The standard State Department-style explanation for granting visas and even green cards to Iranian officials, their allies and children, is that showing them an open America might allow them to shape Iranian policy for their better. Doubtful. The reality is that we've given room to figures like Moussavian to put a human face on a monstrous regime that has American blood on its hands and regularly targets our allies—from Israel to Saudi Arabia—with terrorism.
And here is a key point for those many Americans generously and honestly protesting on behalf of Muslims. It's not just that the Iranian regime has assisted Bashar al-Assad in his campaign of sectarian cleansing against Sunni Arabs in Syria—the regime also murders its own people. What kind of message are we sending to Iranians under the yoke of the regime that we are rewarding those who trample them by issuing them visas and green cards making room in our universities for their children? There is nothing moral about privileging rapists, torturers, murderers, and their children. It's better for decent Iranians as well as the United States to find out who Iran is sending to America, and to discriminate against the regime and its beneficiaries.

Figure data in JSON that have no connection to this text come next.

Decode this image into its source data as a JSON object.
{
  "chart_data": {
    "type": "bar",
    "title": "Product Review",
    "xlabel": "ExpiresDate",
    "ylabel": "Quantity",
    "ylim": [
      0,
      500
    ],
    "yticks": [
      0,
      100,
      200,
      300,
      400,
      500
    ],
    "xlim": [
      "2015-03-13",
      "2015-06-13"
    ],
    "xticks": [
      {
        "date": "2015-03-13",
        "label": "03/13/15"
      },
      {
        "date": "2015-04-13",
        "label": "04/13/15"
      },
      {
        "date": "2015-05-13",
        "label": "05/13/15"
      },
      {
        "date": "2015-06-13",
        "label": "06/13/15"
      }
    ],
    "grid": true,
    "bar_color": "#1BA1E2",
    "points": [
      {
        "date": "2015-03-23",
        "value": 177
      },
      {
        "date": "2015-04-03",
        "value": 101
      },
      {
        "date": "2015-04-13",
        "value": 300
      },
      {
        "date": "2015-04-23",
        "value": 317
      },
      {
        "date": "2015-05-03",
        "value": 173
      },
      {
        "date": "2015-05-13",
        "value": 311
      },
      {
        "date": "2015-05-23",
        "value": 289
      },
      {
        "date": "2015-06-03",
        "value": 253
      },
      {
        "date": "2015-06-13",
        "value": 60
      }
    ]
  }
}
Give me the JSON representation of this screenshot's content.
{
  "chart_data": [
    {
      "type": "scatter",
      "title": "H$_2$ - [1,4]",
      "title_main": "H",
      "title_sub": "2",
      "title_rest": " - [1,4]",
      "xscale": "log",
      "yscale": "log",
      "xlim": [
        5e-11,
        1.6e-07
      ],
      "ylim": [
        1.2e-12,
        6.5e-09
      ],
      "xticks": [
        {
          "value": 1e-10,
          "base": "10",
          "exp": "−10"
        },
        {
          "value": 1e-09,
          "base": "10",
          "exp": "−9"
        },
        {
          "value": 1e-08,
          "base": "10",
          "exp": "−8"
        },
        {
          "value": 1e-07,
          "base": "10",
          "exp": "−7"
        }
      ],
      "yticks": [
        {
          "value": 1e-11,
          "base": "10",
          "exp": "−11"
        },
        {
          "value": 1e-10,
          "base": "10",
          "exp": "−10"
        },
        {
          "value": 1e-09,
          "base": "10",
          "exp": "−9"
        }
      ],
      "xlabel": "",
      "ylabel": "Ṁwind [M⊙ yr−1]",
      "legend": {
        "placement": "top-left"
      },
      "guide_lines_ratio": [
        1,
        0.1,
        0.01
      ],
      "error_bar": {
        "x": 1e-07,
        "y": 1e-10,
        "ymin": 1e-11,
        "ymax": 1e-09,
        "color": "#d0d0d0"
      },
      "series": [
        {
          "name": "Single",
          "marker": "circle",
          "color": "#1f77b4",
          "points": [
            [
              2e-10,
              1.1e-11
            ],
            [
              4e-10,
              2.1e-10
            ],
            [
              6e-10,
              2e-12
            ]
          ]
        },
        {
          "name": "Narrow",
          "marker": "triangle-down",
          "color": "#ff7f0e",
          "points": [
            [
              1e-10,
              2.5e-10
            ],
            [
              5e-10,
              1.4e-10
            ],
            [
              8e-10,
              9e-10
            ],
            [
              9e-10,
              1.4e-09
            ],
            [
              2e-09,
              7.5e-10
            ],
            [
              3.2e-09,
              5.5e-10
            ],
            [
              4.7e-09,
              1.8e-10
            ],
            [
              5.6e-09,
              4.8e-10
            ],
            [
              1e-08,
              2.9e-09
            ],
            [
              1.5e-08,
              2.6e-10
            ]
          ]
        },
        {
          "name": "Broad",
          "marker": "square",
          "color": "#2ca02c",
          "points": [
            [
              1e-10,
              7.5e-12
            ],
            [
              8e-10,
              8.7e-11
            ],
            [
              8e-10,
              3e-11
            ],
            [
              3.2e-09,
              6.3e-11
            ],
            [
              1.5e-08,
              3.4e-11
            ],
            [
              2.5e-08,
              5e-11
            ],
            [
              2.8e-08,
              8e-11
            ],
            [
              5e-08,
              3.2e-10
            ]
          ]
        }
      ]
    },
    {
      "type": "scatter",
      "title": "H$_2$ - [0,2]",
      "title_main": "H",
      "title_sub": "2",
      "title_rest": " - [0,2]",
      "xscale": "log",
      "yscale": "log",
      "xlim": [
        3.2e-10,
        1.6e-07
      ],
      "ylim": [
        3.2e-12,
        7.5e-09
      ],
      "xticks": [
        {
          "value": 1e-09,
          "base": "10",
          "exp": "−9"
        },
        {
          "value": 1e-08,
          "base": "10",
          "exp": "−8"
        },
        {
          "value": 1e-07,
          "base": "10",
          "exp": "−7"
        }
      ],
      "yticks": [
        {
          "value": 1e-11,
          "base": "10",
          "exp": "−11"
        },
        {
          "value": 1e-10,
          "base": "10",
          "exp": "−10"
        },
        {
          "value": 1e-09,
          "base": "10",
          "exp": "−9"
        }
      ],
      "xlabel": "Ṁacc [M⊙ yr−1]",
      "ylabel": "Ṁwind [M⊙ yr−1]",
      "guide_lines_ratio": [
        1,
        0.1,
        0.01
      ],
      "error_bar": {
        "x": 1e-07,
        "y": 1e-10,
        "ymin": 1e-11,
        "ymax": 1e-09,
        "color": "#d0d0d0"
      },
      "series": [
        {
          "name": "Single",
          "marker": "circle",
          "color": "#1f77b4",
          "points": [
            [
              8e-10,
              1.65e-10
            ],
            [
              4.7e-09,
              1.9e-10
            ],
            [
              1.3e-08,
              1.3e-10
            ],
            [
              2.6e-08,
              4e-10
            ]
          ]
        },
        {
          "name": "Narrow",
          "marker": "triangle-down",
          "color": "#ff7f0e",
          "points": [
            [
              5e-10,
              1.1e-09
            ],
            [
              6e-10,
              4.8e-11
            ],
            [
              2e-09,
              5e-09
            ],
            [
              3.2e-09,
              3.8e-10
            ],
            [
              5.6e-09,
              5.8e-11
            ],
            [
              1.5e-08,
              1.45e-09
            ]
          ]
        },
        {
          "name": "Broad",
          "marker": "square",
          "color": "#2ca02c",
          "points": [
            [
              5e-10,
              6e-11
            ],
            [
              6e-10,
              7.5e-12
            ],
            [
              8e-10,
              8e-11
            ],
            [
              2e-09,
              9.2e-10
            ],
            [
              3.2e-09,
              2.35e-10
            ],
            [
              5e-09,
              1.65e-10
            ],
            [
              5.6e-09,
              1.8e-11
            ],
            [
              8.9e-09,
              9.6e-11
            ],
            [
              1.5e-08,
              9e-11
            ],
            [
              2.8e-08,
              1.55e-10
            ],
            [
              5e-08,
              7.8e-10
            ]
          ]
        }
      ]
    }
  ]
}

Just today, Representatives Peter Roskam (R-IL), Lee Zeldin (R-NY), Leonard Lance (R-NJ), and Doug Lamborn (R-CO) introduced the Iran Nonnuclear Sanctions Act of 2017 to target the Islamic Republic's support for terrorism, its human rights abuses, and ballistic missile program. It's unlikely the Trump administration will block Iran non-nuclear sanctions, as its predecessor did. Instead, it appears that the new White House will pressure Iran, which will include the kind of rigorous enforcement of the Joint Comprehensive Plan of Action the Obama administration balked at.
As for Iran, presumably, both the Houthi attack on the Saudi ship as well as the ballistic missile test are part of how it intends to probe the new White House, trying to discover the new parameters of U.S.-Iran relations. Perhaps the Iranians believe that Trump is already on the defensive. With protests around the country over the executive order, Tehran might assume, the last thing the new White House wants is conflict with a Muslim country.
If Iran believes that it alone defines the nature of the relationship, as it did with the Obama administration, this might turn out to be a very dangerous assessment. It is true the regime in Tehran is not irrational, for the simple fact is that no ruling order ever seeks its own demise. And yet history is nothing but the chronicle of regimes that gambled wrong, that miscalculated its own power and that of its adversary.